L’Atac non avrà bus nuovi, ma si tiene quelli in fiamme

Andrea Giuricin

Roma. Atac è sempre più vicina al precipizio. Il comune di Roma proprietario dell’azienda di trasporto pubblico di Roma non riesce a cambiare una situazione che ormai è degenerata anche nel concordato preventivo. I romani continuano a soffrire un servizio che non rispetta più il contratto di servizio pubblico firmato con il comune stesso e di fatto l’offerta di autobus e metro continua ormai a diminuire da anni. Per questo motivo era necessario riuscire a comprare nuovi mezzi e molto velocemente, ma la giunta Raggi sembra in forte difficoltà nel fare questo, dato che la gara per l’acquisto di 320 nuovi bus, a 98 milioni di euro, è andata deserta.

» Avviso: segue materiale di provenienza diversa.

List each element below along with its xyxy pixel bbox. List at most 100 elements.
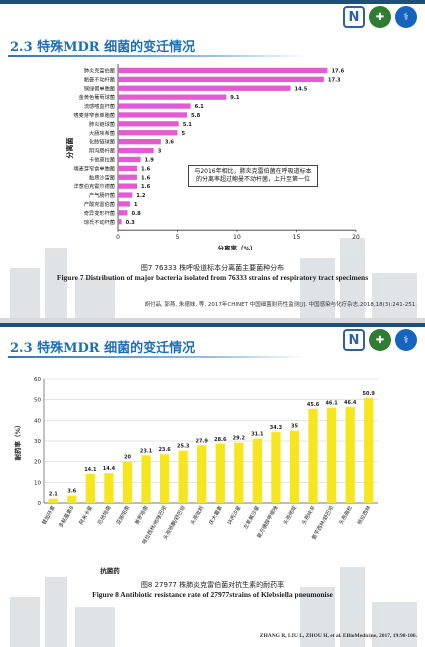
bar [178,450,188,503]
category-label: 鲍曼不动杆菌 [84,75,115,83]
y-tick-label: 30 [34,439,41,445]
x-axis-title: 分离率（%） [217,244,256,250]
figure-7-caption-en: Figure 7 Distribution of major bacteria … [56,273,369,282]
category-label: 铜绿假单胞菌 [84,84,115,92]
category-label: 头孢吡肟 [188,504,205,526]
y-tick-label: 50 [34,398,41,404]
chart-annotation-box: 与2016年相比，肺炎克雷伯菌在呼吸道标本的分离率超过鲍曼不动杆菌，上升至第一位 [188,165,318,187]
figure-7-caption-cn: 图7 76333 株呼吸道标本分离菌主要菌种分布 [140,264,285,272]
red-cross-logo: ✚ [369,6,391,28]
data-label: 29.2 [233,436,246,442]
data-label: 3.6 [165,140,175,146]
data-label: 25.3 [177,444,190,450]
hospital-n-logo: N [343,329,365,351]
data-label: 45.6 [307,402,320,408]
data-label: 1.6 [141,175,151,181]
data-label: 34.3 [270,425,283,431]
category-label: 肺炎克雷伯菌 [84,66,115,74]
bar [48,498,58,503]
category-label: 卡他莫拉菌 [89,155,115,163]
x-tick-label: 10 [233,234,241,241]
bar [118,192,133,198]
bar [118,219,122,225]
bar [118,112,188,118]
category-label: 奇异变形杆菌 [84,209,115,217]
data-label: 1.6 [141,166,151,172]
y-tick-label: 60 [34,377,41,383]
y-tick-label: 40 [34,418,41,424]
data-label: 3.6 [67,489,76,495]
bar [271,432,281,503]
bar [118,103,191,109]
data-label: 46.1 [325,401,338,407]
y-tick-label: 0 [38,501,42,507]
bar [122,461,133,503]
x-tick-label: 20 [352,234,360,241]
data-label: 17.6 [331,68,344,74]
bar [118,139,161,145]
data-label: 17.3 [328,77,341,83]
logo-group: N ✚ ⚕ [343,329,417,351]
bar [118,174,138,180]
chart-bacteria-distribution: 肺炎克雷伯菌 17.6 鲍曼不动杆菌 17.3 铜绿假单胞菌 14.5 金黄色葡萄球菌 9.1… [65,64,360,250]
data-label: 31.1 [251,432,264,438]
chart-resistance-rate: 0 10 20 30 40 50 60 2.1 替加环素 3.6 多粘菌素B 14.1 阿米卡星 14.4… [13,377,378,575]
bar [215,443,225,503]
bar [118,210,128,216]
data-label: 0.3 [126,220,136,226]
category-label: 替加环素 [40,504,57,526]
slide-2-citation: ZHANG R, LIU L, ZHOU H, et al. EBioMedic… [259,633,417,639]
data-label: 27.9 [196,438,209,444]
city-watermark [0,557,425,647]
bar [118,156,141,163]
data-label: 35 [291,424,298,430]
data-label: 14.5 [295,86,308,92]
category-label: 产酸克雷伯菌 [84,200,115,208]
data-label: 50.9 [363,391,376,397]
category-label: 肺炎链球菌 [89,120,115,128]
y-tick-label: 10 [34,480,41,486]
slide-1-title: 2.3 特殊MDR 细菌的变迁情况 [10,40,196,55]
bar [85,473,96,503]
bar [118,183,138,189]
data-label: 28.6 [214,437,227,443]
bar [118,85,291,91]
top-bar [0,323,425,327]
bar [141,455,151,503]
data-label: 0.8 [132,211,142,217]
data-label: 1.9 [145,157,155,163]
bar [118,94,227,100]
slide-1: N ✚ ⚕ 2.3 特殊MDR 细菌的变迁情况 肺炎克雷伯菌 17.6 鲍曼不动杆菌… [0,0,425,318]
bar [234,442,244,503]
category-label: 大肠埃希菌 [89,129,115,137]
category-label: 流感嗜血杆菌 [84,102,115,110]
data-label: 1 [134,202,138,208]
category-label: 阴沟肠杆菌 [89,147,115,155]
category-label: 头孢呋辛 [299,504,316,526]
bar [197,445,207,503]
category-label: 多粘菌素B [56,504,75,529]
category-label: 哌拉西林 [355,503,373,526]
top-bar [0,0,425,4]
category-label: 左氧氟沙星 [241,504,261,530]
category-label: 化脓链球菌 [89,138,115,146]
bar [289,430,300,503]
x-tick-label: 15 [293,234,301,241]
hospital-n-logo: N [343,6,365,28]
category-label: 洋葱伯克霍尔德菌 [73,182,115,190]
category-label: 黏质沙雷菌 [89,173,115,181]
category-label: 琼氏不动杆菌 [84,218,115,226]
y-tick-label: 20 [34,460,41,466]
category-label: 头孢他啶 [281,504,298,526]
data-label: 6.1 [195,104,205,110]
slide-1-citation: 胡付品, 郭燕, 朱德妹, 等. 2017年CHINET 中国细菌耐药性监测[J… [144,302,417,308]
medical-emblem-logo: ⚕ [395,6,417,28]
category-label: 嗜麦芽窄食单胞菌 [73,164,115,172]
x-axis-title: 抗菌药 [100,566,120,575]
city-watermark [0,228,425,318]
category-label: 阿米卡星 [77,504,94,526]
y-axis-title: 耐药率（%） [13,421,22,460]
category-label: 金黄色葡萄球菌 [79,93,115,101]
bar [118,165,138,171]
category-label: 亚胺培南 [114,504,131,526]
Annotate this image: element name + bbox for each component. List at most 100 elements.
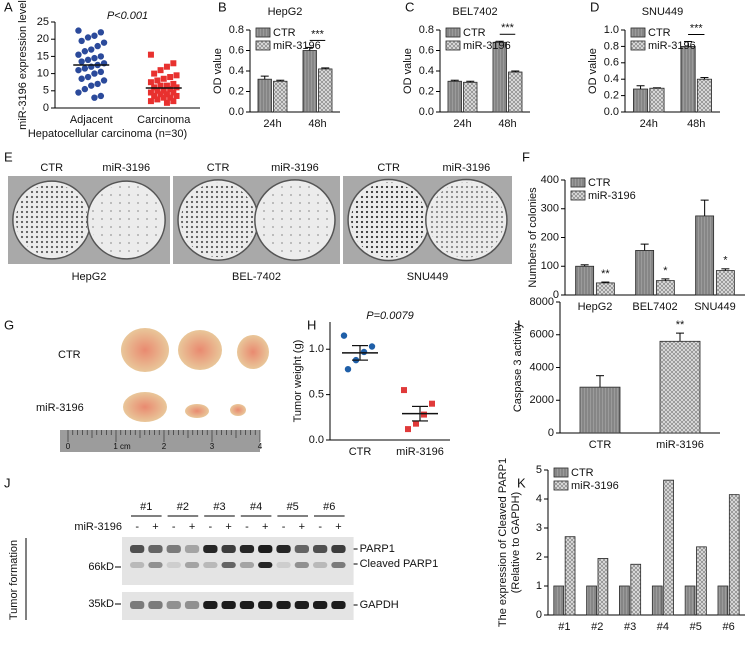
y-tick-label: 2 (536, 551, 542, 563)
colonies (15, 184, 88, 256)
band (148, 562, 163, 568)
panel-letter: D (590, 0, 599, 14)
x-tick-label: 24h (640, 118, 658, 130)
plate-label: miR-3196 (271, 162, 319, 174)
band (239, 562, 255, 568)
treatment-sign: - (318, 521, 322, 533)
band (294, 545, 309, 553)
y-tick-label: 0.0 (229, 106, 244, 118)
tumor (178, 330, 222, 370)
bar-hatch (685, 586, 696, 615)
y-tick-label: 25 (37, 16, 49, 28)
data-point (78, 58, 85, 65)
significance: *** (311, 28, 325, 40)
y-axis-label: (Relative to GAPDH) (510, 492, 522, 593)
treatment-sign: - (135, 521, 139, 533)
colonies (181, 182, 256, 258)
sample-label: #4 (250, 501, 262, 513)
y-tick-label: 0.0 (309, 434, 324, 446)
data-point (157, 67, 164, 74)
y-tick-label: 300 (541, 203, 559, 215)
data-point (154, 96, 161, 103)
data-point (91, 54, 98, 62)
band (239, 545, 255, 553)
data-point (151, 92, 158, 99)
band (276, 545, 291, 553)
cell-line-label: SNU449 (407, 271, 449, 283)
band (184, 545, 200, 553)
y-tick-label: 4000 (530, 361, 554, 373)
band (166, 601, 181, 609)
legend-hatch (554, 481, 568, 490)
band (276, 601, 291, 609)
bar-hatch (635, 250, 654, 295)
legend-hatch (256, 41, 270, 50)
ruler-label: 3 (210, 442, 215, 451)
tumor (230, 404, 246, 416)
tumor (185, 404, 209, 418)
band (239, 601, 255, 609)
y-tick-label: 0 (43, 102, 49, 114)
legend-hatch (446, 28, 460, 37)
sample-label: #6 (323, 501, 335, 513)
y-tick-label: 0.8 (419, 24, 434, 36)
y-axis-label: Caspase 3 activity (512, 322, 524, 412)
ruler-label: 2 (162, 442, 167, 451)
side-label: Tumor formation (8, 540, 20, 620)
y-tick-label: 0.2 (419, 85, 434, 97)
bar-hatch (318, 68, 333, 112)
plate-label: miR-3196 (102, 162, 150, 174)
data-point (81, 65, 89, 72)
x-tick-label: #1 (558, 621, 570, 633)
plate-label: CTR (207, 162, 230, 174)
x-tick-label: 24h (453, 118, 471, 130)
bar-hatch (652, 586, 663, 615)
y-tick-label: 400 (541, 174, 559, 186)
bar-hatch (697, 79, 712, 112)
sample-label: #2 (177, 501, 189, 513)
x-tick-label: CTR (589, 439, 612, 451)
panel-letter: F (522, 149, 530, 164)
band (130, 545, 145, 553)
data-point (167, 74, 174, 81)
data-point (368, 343, 376, 350)
data-point (170, 60, 177, 67)
data-point (170, 89, 177, 96)
y-tick-label: 0.0 (419, 106, 434, 118)
legend-label: CTR (571, 467, 594, 479)
band (184, 562, 200, 568)
band (313, 545, 328, 553)
data-point (97, 29, 105, 36)
panel-letter: H (307, 317, 316, 332)
band (184, 601, 200, 609)
data-point (173, 72, 180, 79)
treatment-label: miR-3196 (74, 521, 122, 533)
data-point (147, 89, 154, 96)
legend-hatch (631, 28, 645, 37)
y-tick-label: 0.0 (604, 106, 619, 118)
treatment-sign: + (152, 521, 158, 533)
sample-label: #3 (213, 501, 225, 513)
data-point (170, 98, 177, 105)
band (258, 562, 273, 568)
data-point (413, 420, 419, 427)
legend-hatch (631, 41, 645, 50)
y-axis-label: Tumor weight (g) (292, 340, 304, 423)
tumor (237, 335, 269, 369)
panel-letter: A (4, 0, 13, 14)
data-point (154, 77, 161, 84)
tumor (121, 328, 169, 372)
y-tick-label: 1.0 (604, 24, 619, 36)
x-tick-label: #3 (624, 621, 636, 633)
significance: *** (690, 22, 704, 34)
y-tick-label: 0 (536, 609, 542, 621)
bar-hatch (580, 387, 620, 433)
annotation: P=0.0079 (366, 310, 413, 322)
legend-hatch (446, 41, 460, 50)
y-tick-label: 1 (536, 580, 542, 592)
data-point (78, 37, 85, 45)
data-point (75, 27, 82, 34)
data-point (97, 92, 105, 100)
band (276, 562, 291, 568)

Probabilmente l’offerta non era congrua. 

 

La flotta dei bus continua ad aumentare e l’incremento del 25 per cento di autobus in fiamme potrebbe essere correlato ad una flotta sempre più vetusta. Chiaramente i problemi di Atac non si risolverebbero solo con l’acquisto di qualche nuovo mezzo, bensì sarebbe necessario fare un’azione seria e completa di ristrutturazione, con un taglio dei costi importante. Un taglio dei costi che dovrebbe essere in primo luogo proprio sul personale, dato che l’offerta attuale di Atac potrebbe essere svolta con almeno 2.000-2.500 dipendenti in meno. A Milano con un’offerta superiore in termini di vetture chilometro rispetto ad Atac, Atm riesce ad avere oltre 2.000 dipendenti in meno. Ed è proprio il costo del personale il tallone d’Achille dell’azienda, dato che quasi il 50 per cento dei costi si concentrano su questa voce (oltre mezzo miliardo di euro l’anno).

 

Il problema dei ricavi esiste e non va sottovalutato, ma anche portando a zero l’evasione tariffaria, ci sarebbe un recupero di risorse pari a circa 60-70 milioni di euro l’anno. Bisogna tenere in considerazione che negli ultimi nove anni l’azienda ha bruciato circa 7,3 miliardi di euro e si comprende bene quanto sia illusorio poter pensare di risolvere i problemi enormi dell’azienda con l’azzeramento dell’evasione.

 

La scelta di installare su autobus sperimentale i tornelli è esattamente il tipico errore di un’azienda che non sembra avere chiaro i propri obiettivi. Per l’autobus sperimentale, oltre al conducente, ci sono tre controllori a bordo. Vale a dire quadruplicare la principale voce di costo: un vero e proprio suicidio per l’azienda. Sarebbe invece da cambiare il contratto dei conducenti Atac e renderli al tempo stesso anche controllori, mettendo la salita a bordo solo dalla porta anteriore, come succede in tutto il mondo da Barcellona a Bangkok, passando per Istanbul. Aumentare i costi del personale, con l’assunzione di nuovo personale, come previsto dal piano presentato per il concordato è dunque un errore ulteriore. I costi sono il vero problema dell’azienda, dato che sono in costante crescita e ormai ben superiori del 50 per cento rispetto ad Atm e tre volte i migliori casi europei. Siamo ormai a quasi 8 euro per vettura chilometro contro i 5 euro di Atm.

Atac sta dunque affondando sempre più rapidamente in una spirale dove il comune e l’azienda stessa non sembrano aver ancora capito dove sono i reali problemi aziendali.